Ohio Takes Steps to Refocus Medicaid Managed Care Program

April 13, 2021
New features include a single pharmacy benefits manager, centralized credentialing, and a specialized managed care program for children with complex needs

The Ohio Department of Medicaid (ODM) has announced several new steps in the evolution of its managed care program, including selecting six managed care organizations (MCOs) that will operate statewide. New features include a single pharmacy benefits manager, centralized credentialing, and a specialized managed care program for children with complex needs. The newly designed program is targeted for launch in January 2022.

The six MCOs are The six managed care organizations announced April 9 are UnitedHealthcare Community Plan of Ohio Inc., Humana Health Plan of Ohio Inc., Molina Healthcare of Ohio Inc. AmeriHealth Caritas Ohio Inc. Anthem Blue Cross and Blue Shield, and CareSource Ohio Inc. They will provide services for more than 3 million members and thousands of medical providers in Ohio’s $20 billion managed care program.

Ohio Medicaid is deferring for additional consideration its decision related to Buckeye Community Health Plan. As a story in the Columbus Dispatch notes, “Buckeye Community Health Plan was at least temporarily barred from getting a piece of the huge deal. That's because of a March  11 lawsuit filed by Attorney General Dave Yost on behalf of the Medicaid department alleging  Buckeye and two associated firms improperly made off with tens of millions from the program. The legal action involving Buckeye — which scored the second-highest in the competition for the new contracts — was a factor in delaying the much-anticipated announcement, originally scheduled for Jan. 25.”

ODM’s next-generation program emphasizes plan coordination with OhioRISE (Ohio Resilience through Integrated Systems and Excellence), which addresses care for children with complex behavioral needs – and the single pharmacy benefit manager, which is designed to ensure more accountability and transparency in Medicaid’s pharmacy program. Initiatives such as centralized credentialing and fiscal intermediary are designed to streamline administrative functions and reduce duplicative processes for providers.

Ohio Medicaid’s procurement also required respondents provide more flexibility in establishing alternative payment models with providers who focus on patient care and improve outcomes.

ODM selected Aetna to serve as the specialized MCO for the OhioRISE program. Aetna will work with ODM and the Family and Children First Cabinet Council to implement a child and family-centric model featuring new targeted services and intensive care coordination delivered by community partners. Aetna also will coordinate with the state’s Medicaid MCOs and the new single pharmacy benefit manager to ensure medical and pharmaceutical services and supports are integrated in the child’s comprehensive health plan.

The OhioRISE program seeks to address gaps in Ohio’s healthcare system that currently result in 140 Ohio kids living out of state on any given day in order to access the behavioral health services they need. Other families voluntarily relinquish custody of their children to local child welfare agencies solely to access needed behavioral healthcare for their children. The OhioRISE managed care plan is designed to fill in these gaps by developing a network of care management entities and by working with Ohio’s behavioral health providers to offer new intensive, coordinated services for children and families statewide.

Ohio aims to enroll 55,000-60,000 Medicaid-eligible children, up to age 21, in the OhioRISE program. Though multiple state agencies serve a majority of these children, the current absence of accountable, focused coordination to integrate these programs leaves parents facing an overly complex system of care during times of family crisis.

ODM chose Gainwell Technologies to be the agency’s single pharmacy benefits manager (PBM). Gainwell provides services for 29 state Medicaid programs, processes more than 195 million pharmacy claims a year, and answers 6.6 million provider and recipient phone calls annually on behalf of state health care customers.
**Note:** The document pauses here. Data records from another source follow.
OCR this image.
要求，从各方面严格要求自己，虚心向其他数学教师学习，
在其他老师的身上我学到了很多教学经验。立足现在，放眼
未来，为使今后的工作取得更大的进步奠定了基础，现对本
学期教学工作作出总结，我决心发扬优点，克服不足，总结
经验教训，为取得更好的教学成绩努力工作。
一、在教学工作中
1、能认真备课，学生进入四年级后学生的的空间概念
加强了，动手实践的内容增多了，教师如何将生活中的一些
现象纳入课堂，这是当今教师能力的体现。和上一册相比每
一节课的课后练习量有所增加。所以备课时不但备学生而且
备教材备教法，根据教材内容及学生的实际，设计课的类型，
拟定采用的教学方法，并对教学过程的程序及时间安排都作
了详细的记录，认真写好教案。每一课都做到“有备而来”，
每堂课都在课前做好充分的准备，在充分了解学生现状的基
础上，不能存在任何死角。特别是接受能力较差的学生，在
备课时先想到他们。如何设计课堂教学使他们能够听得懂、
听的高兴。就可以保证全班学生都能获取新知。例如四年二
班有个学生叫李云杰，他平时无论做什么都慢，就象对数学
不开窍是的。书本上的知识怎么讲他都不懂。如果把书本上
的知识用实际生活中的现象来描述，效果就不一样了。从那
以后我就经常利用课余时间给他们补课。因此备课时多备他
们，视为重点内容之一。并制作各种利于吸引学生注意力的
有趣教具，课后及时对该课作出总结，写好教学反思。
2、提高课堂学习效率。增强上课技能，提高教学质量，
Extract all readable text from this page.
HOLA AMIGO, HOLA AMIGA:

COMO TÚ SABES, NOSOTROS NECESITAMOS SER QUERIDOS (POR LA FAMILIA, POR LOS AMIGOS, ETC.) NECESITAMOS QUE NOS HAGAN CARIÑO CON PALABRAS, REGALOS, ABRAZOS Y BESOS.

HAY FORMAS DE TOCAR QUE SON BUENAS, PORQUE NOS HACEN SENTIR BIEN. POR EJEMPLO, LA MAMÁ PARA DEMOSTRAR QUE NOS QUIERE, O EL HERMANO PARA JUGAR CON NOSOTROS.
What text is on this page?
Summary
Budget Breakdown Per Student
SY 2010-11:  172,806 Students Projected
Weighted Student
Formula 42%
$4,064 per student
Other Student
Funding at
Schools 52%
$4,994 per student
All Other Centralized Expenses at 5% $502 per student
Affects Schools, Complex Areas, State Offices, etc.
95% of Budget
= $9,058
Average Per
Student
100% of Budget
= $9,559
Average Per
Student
In 2019, the Ohio General Assembly instructed ODM to adopt a single PBM following release of a 2018 Health Data Solutions (HDS) report stating the PBMs were paid $224 million by Medicaid. At issue was the lack of transparency. Neither ODM nor the state auditor could verify or refute the appropriate use of funds. The auditor stated, “…we cannot be content to accept a ‘black box’ in the delivery of public services.” Ohio Medicaid and other state agencies had no means to audit potential steerage or conflicts of interest.

Once implemented, the idea is that the single PBM will eliminate costly duplicative administrative processes for ODM and providers alike. Currently, each of Ohio Medicaid’s six MCOs contracts with one or more PBM to manage prescription drug benefits. As a result, healthcare providers are subject to meeting unique, time-consuming processes required by each MCO to prescribe important, sometimes life-sustaining medications.

To bolster accountability in the pharmacy program, Ohio Medicaid soon will select a pharmacy operational support vendor (POSV) tasked with auditing the single PBM. The POSV will focus on ensuring that the incentives are properly and fairly aligned, self-dealing and steering are prevented, and monetary loopholes are closed. ODM expects to award the POSV vendor by summer 2021.